Energy procurement strategies should adapt to charging load. Time-of-use tariffs, demand response programs, and renewable energy contracts can reduce operating costs substantially. Some businesses install on-site solar generation or battery storage to offset charging costs, though this requires additional capital and complexity.

User experience matters, particularly for workplace charging. Clear allocation policies, booking systems where appropriate, and fair access rules prevent disputes and ensure efficient utilization. Businesses offering public or customer charging must consider payment methods, pricing transparency, and accessibility requirements.

Maintenance and reliability affect both costs and user satisfaction. Equipment failures frustrate users and reduce utilization. Therefore, maintenance contracts, spare parts availability, and supplier support terms should be evaluated during procurement. Some suppliers offer comprehensive service packages, while others provide equipment only.

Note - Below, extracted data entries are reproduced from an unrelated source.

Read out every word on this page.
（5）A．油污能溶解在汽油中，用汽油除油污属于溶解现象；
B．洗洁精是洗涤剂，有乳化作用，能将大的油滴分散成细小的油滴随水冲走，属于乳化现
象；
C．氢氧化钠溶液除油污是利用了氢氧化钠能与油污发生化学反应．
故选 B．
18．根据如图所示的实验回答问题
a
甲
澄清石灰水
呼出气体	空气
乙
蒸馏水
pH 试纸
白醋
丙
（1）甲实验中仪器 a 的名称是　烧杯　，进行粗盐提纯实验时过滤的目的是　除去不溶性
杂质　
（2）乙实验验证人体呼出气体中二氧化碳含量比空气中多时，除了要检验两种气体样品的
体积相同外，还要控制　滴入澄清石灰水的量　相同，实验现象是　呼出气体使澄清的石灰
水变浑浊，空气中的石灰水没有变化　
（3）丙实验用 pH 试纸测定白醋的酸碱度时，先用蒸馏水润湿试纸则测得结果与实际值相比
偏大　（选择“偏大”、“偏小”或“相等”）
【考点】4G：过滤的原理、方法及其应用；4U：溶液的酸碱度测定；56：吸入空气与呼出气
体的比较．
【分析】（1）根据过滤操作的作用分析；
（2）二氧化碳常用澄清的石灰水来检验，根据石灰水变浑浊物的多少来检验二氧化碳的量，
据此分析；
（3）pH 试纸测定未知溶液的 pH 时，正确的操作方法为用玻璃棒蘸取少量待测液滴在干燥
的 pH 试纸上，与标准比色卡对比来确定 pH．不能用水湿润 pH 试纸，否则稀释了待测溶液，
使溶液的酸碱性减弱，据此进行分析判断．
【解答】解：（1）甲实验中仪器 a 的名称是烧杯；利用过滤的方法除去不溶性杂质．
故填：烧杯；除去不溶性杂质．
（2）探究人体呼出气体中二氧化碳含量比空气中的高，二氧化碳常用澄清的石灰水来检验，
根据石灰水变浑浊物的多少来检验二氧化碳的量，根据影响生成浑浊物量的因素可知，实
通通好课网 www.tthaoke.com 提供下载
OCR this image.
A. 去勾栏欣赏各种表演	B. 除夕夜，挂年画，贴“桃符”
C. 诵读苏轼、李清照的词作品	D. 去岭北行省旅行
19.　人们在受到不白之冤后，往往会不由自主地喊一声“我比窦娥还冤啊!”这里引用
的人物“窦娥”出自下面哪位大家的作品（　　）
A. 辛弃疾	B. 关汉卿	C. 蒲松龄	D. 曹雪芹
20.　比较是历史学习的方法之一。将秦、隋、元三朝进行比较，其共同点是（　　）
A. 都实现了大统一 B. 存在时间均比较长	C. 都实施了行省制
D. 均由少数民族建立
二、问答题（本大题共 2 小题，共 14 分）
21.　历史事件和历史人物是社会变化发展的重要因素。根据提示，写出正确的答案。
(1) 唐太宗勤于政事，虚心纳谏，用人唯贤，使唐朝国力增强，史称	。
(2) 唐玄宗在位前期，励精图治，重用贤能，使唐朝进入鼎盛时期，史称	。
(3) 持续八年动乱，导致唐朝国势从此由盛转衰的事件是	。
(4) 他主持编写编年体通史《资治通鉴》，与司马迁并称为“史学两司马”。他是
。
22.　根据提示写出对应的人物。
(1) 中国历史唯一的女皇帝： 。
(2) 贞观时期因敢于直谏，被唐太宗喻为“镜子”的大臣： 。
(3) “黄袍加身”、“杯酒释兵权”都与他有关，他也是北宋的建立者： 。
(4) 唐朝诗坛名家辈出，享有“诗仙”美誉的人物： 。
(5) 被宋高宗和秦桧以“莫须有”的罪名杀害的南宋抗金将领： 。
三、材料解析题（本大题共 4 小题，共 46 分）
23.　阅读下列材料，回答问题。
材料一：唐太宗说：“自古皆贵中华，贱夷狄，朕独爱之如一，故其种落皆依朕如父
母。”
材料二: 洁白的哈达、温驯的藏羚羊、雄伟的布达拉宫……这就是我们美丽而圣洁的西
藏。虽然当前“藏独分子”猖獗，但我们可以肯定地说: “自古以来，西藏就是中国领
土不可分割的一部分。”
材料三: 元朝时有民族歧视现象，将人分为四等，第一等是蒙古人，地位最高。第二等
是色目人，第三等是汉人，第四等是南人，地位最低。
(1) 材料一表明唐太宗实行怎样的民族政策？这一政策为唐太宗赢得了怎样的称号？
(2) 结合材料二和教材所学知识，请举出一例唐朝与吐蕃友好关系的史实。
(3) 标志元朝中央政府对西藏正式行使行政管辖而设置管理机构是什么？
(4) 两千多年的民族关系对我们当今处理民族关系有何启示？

Future-proofing installations saves money over time. Installing ducting and electrical capacity for additional chargers costs relatively little during initial construction but becomes expensive later. Similarly, specifying chargers with software update capability ensures compatibility with evolving payment standards and grid integration requirements.

Insurance and liability considerations require attention. Public-facing chargers introduce potential risks around electrical safety, vehicle damage, and payment disputes. Businesses should verify coverage with their insurers and consider whether additional policies are needed. Installation companies should carry adequate professional indemnity and public liability insurance.

Our net-zero program helps businesses integrate charging infrastructure into broader carbon reduction strategies and meet procurement requirements like PPN 06/21. For businesses managing complex site requirements or multiple locations, professional support can ensure installations meet both current needs and future compliance obligations.

Where to find authoritative guidance on charging infrastructure and policy

The Department for Transport published the comprehensive Taking Charge: the electric vehicle infrastructure strategy, which sets out government targets, policy mechanisms, and funding programs. This document provides the official framework for UK charging infrastructure development.

The Office for Zero Emission Vehicles, part of the Department for Transport, administers grant schemes including the Workplace Charging Scheme. Their guidance pages include application processes, eligibility criteria, and scheme updates.

Energy infrastructure requirements and grid connection processes are governed by distribution network operators. The Energy Networks Association provides resources on connection processes, timelines, and technical requirements for businesses planning charging installations.

For businesses subject to procurement requirements, the Cabinet Office maintains the full text and guidance for Procurement Policy Note 06/21, which explains carbon reduction plan requirements for government suppliers.

The Energy and Climate Intelligence Unit publishes independent analysis on UK climate and energy policy, including economic assessments of the EV transition. Their research provides context for understanding the broader economic implications of charging infrastructure investment.